Don't feel alone! This is a common sentiment. I believe all of us at one point in time during the application process felt as if we were standing at the base of Mount Everest wondering how we could ever climb such a beast. In some respects, everything you might put on the application may have been used before, but in the end, it's the specific combinations that matter. Thousands of prefrosh may play tennis, do research, or help out clinics in third world countries, but how many do all three? Think about filling out your application as playing a game of "Apples to Apples" - if only it were as much fun too! Individually, the words available surely have passed through the hands of many, but once you look at the combinations of words, distinctness arises and your true personality shows - the words revealing your innermost nature (at least that's what some say).

To further individualize what are you writing, use examples. While overall ideas repeat, life examples usually do not. If talking about how tennis leadership shaped your character, discuss the instance when you helped Rob with his family crisis or had to intervene in a serious fight between two players. If telling the reader that your life-long dreams were influenced by your childhood, bring up the middle school science teacher who left a lasting impact on your life or the Gray's Anatomy book your mother got you when you were only in 5th grade. It's the stories, the moments in life, that will eventually distinguish you from the abstract pile of applications. Think hard about your life and build up a bank of examples you can use in your application.

All this is essentially a long about way of saying that you should refrain from hesitating to write something in the fear that it seems too plain and probably overused. Even if people are using similar ideas, the pieces of your application will fit together differently than theirs, giving the reader a completely separate, idiosyncratic image of you.
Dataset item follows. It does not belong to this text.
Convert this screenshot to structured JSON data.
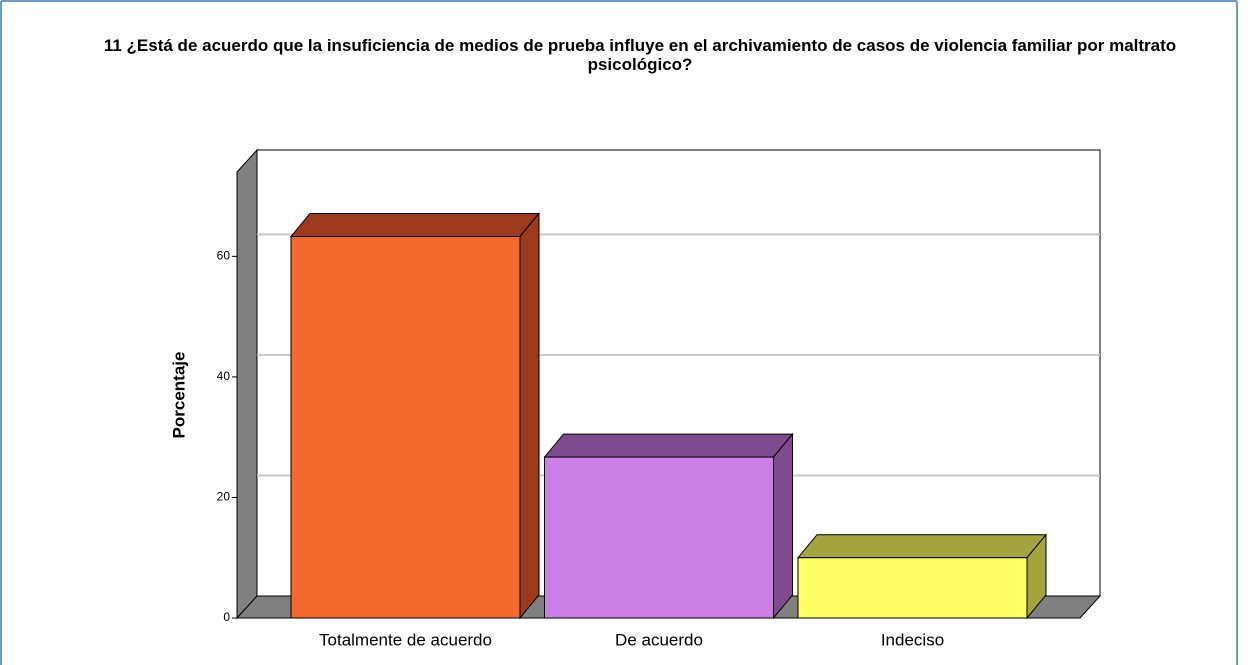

While digging in my brain - what a dark and scary place - for answers to these questions, I realized that I should mention something about updates.

Updates are a useful tool to stay in contact with the college and remind them that you're still alive and kicking. Every time you send in an update, someone has to dig up your folder and leave a sticky note or something that will end up in your reader having to pull up your application to read again. This is definitely good. Every time this happens, the reader is re-familiarized with you and will begin to notice how devoted you are to the institution. Only use this tactic, however, for serious updates. Any achievements that involve the regional level or above merit such lengths. Anything else does not. In your cover letter, include some sentiments about how deeply interested you are in the school and how much you dream about going there next Fall. It's always a good thing to remind your top school how interested you are.

I hope what I have said comes in handy. Sorry that all you MIT prefrosh have to wait a little bit longer, but like most have been saying, use this time to contemplate what you want to convey to the admission committee. Again, if anyone has questions, feel free to shoot away!